Mi convencimiento de una vocación por el cine me ayudó mucho a explicar y navegar  una carrera universitaria un poco desastrosa.  Estudié medicina, luego economía, estadística, un poco de administración de negocios, filosofía e inglés.  Me tomó diez años graduarme y creo que logré terminar mi tesis por una circunstancia fortuita: Estuve por tres años en una especie de exilio en Puntarenas y Santa Cruz de Guanacaste, donde se encontraban los datos que debía analizar.
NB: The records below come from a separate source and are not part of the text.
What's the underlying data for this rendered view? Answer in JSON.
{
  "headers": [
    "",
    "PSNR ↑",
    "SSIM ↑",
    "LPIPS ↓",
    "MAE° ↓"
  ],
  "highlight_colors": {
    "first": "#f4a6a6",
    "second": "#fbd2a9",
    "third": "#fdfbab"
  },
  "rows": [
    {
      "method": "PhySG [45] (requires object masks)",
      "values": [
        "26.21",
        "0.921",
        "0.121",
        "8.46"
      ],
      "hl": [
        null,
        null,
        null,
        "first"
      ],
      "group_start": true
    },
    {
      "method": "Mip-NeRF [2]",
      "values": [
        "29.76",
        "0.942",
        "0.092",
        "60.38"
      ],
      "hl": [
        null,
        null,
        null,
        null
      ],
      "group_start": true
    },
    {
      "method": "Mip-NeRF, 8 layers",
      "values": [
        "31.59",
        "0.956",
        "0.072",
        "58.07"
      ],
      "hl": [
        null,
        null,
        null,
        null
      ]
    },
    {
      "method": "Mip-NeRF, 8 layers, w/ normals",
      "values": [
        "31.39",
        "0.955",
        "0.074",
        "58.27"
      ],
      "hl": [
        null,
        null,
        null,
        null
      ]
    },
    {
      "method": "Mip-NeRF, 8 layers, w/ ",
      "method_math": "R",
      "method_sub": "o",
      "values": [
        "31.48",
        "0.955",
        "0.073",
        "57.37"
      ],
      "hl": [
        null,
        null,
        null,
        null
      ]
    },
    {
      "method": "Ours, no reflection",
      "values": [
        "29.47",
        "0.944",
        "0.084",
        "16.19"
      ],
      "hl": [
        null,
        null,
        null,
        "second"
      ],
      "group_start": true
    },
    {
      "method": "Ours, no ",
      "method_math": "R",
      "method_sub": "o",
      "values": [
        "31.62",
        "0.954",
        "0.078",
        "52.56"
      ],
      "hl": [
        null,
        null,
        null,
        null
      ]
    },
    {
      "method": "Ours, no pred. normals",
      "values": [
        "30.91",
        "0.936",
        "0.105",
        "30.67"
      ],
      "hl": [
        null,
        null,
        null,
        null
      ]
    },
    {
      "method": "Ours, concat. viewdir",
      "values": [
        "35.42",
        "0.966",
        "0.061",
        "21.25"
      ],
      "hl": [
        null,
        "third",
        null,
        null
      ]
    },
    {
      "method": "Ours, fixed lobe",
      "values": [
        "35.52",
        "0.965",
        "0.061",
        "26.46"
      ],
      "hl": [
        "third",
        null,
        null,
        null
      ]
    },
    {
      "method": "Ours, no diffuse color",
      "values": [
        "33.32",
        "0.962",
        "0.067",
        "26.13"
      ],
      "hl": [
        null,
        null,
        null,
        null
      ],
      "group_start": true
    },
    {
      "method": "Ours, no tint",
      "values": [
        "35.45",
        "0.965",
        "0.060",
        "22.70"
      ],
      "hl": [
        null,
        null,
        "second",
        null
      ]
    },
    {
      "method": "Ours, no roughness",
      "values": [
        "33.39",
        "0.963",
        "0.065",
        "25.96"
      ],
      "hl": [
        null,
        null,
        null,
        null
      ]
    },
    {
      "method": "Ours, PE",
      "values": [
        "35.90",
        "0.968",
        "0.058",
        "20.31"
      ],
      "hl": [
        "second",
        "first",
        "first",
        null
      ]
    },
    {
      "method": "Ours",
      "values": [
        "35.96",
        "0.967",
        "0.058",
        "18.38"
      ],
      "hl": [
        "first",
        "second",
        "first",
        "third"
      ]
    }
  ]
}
Con el tiempo mis escarceos con el cine fueron quedando en poca cosa, sobre todo en anécdotas sobre esnobs e intentos de producir algo a partir de nada. Eso sí:  Yo nunca pensé que había sufrido una crisis existencial de graduado universitario,  pues estaba seguro de que tarde o temprano llegaría a realizar mi vocación. Sin embargo, a mis tantos años de edad me pregunto si parte de la displicencia,  de la desorientación y los errores de mis veintes no se debieron precisamente al hecho de graduarme de la universidad sin saber qué hacer con mi vida. Hoy lo veo como la cosa más común, quizás la más natural:  Se acaba un ciclo, hay que entrar de lleno a la maquinaria productiva, pero aún se es en gran medida un niño.  Lo veo en mis estudiantes, muchos de los cuales vuelven a casa de sus papás y se pasan, como el Benjamin Braddock de “El Graduado” ( Mike Nichols, 1967)  holgazaneando y tratando de entender el mundo.  Yo les advierto que pasarse sin hacer nada es un lujo que solamente puede ocurrir en ciertas sociedades,  pues la mayoría de los mortales tenemos que trabajar en lo que sea.  No les digo, sin embargo, que los rigores de la vida productiva traen consigo cosas más oscuras.  Por ejemplo  causan la muerte de los sueños, contaminan la ingenuidad,  imponen un sentido del deber que puede ser capaz de corroer a una persona hasta los huesos.